The number of classes before fit Counter({0: 274516, 1: 484})
The number of classes after fit Counter({0: 274516, 1: 219612})


In [15]:
274516*0.8

219612.80000000002

#### Advantages
- No loss of information

#### Disadvantages
- Overfitting

#### SMOTETomek

This process is a little more complicated than simply oversampling or undersampling. It is the process of generating synthetic data that tries to randomly generate a sample of the attributes from observations in the minority class. There are a number of methods used to oversample a dataset for a typical classification problem. The most common technique is called SMOTE (Synthetic Minority Over-sampling Technique). In simple terms, it looks at the feature space for the minority class data points and considers its k nearest neighbours.

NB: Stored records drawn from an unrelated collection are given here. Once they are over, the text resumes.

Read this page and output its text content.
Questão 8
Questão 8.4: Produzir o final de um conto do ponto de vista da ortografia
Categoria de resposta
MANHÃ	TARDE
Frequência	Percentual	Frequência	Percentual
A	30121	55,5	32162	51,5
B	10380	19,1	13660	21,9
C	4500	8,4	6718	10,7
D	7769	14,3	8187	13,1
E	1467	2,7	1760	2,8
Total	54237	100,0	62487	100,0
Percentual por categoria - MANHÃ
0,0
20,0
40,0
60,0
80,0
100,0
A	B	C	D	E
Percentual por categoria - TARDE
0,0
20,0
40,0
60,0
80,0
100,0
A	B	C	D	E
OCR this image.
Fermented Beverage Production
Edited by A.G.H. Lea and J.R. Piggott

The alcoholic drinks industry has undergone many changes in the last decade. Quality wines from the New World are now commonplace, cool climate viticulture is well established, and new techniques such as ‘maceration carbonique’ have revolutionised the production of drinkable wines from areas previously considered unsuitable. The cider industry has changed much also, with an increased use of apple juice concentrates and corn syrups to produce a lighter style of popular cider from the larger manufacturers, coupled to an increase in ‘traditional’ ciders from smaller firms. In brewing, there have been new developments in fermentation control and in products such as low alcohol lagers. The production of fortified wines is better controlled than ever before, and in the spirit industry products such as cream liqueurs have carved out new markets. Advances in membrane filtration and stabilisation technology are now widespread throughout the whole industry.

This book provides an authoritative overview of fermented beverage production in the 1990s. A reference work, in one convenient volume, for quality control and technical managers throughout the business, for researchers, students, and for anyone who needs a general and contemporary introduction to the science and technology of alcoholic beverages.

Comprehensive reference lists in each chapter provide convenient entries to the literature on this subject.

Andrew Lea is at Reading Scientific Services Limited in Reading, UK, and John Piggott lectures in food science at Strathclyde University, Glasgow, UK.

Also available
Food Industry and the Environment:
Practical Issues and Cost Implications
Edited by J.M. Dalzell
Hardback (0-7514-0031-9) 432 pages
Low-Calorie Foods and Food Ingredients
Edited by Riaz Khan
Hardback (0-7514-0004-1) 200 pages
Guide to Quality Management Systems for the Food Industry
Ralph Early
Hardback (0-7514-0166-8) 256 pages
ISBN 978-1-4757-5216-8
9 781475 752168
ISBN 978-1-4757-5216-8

Note that SMOTE genereates new data while oversampling just repeats already available data.

In [16]:
from imblearn.combine import SMOTETomek

In [17]:
st = SMOTETomek(sampling_strategy=0.8)

In [18]:
X_st, y_st = st.fit_sample(X, y)
print("The number of classes before fit {}".format(Counter(y)))
print("The number of classes after fit {}".format(Counter(y_st)))

The number of classes before fit Counter({0: 274516, 1: 484})
The number of classes after fit Counter({0: 273950, 1: 219046})


#### Ensemble Techniques

The ensemble-based method is another technique which is used to deal with imbalanced data sets, and the ensemble technique is combined the result or performance of several classiﬁers to improve the performance of single classiﬁer. This method modifies the generalisation ability of individual classifiers by assembling various classifiers. It mainly combines the outputs of multiple base learners. There are various approaches in ensemble learning such as Bagging, Boosting, etc.

#### Advantages
- This is a more stable model
- The prediction is better

#### Cross-Validation and Hyperparameter Tuning

Cross-validation and hyperparameter tuning can be used directly on machine learning model or on machine learning model along with a method we used above. It will always help to improve the performance of our model.

### Use the right evaluation metrics:

Accuracy score is not much useful in classification problem with class imbalance since Null accuracy (always predicting major class) is extremely high. Evaluation metrics can be applied such as:

- Confusion Matrix: a table showing correct predictions and types of incorrect predictions.

- Precision: the number of true positives divided by all positive predictions. Precision is also called Positive Predictive Value. It is a measure of a classifier’s exactness. Low precision indicates a high number of false positives.

- Recall: the number of true positives divided by the number of positive values in the test data. Recall is also called Sensitivity or the True Positive Rate. It is a measure of a classifier’s completeness. Low recall indicates a high number of false negatives.

- F1-Score: the weighted average of precision and recall.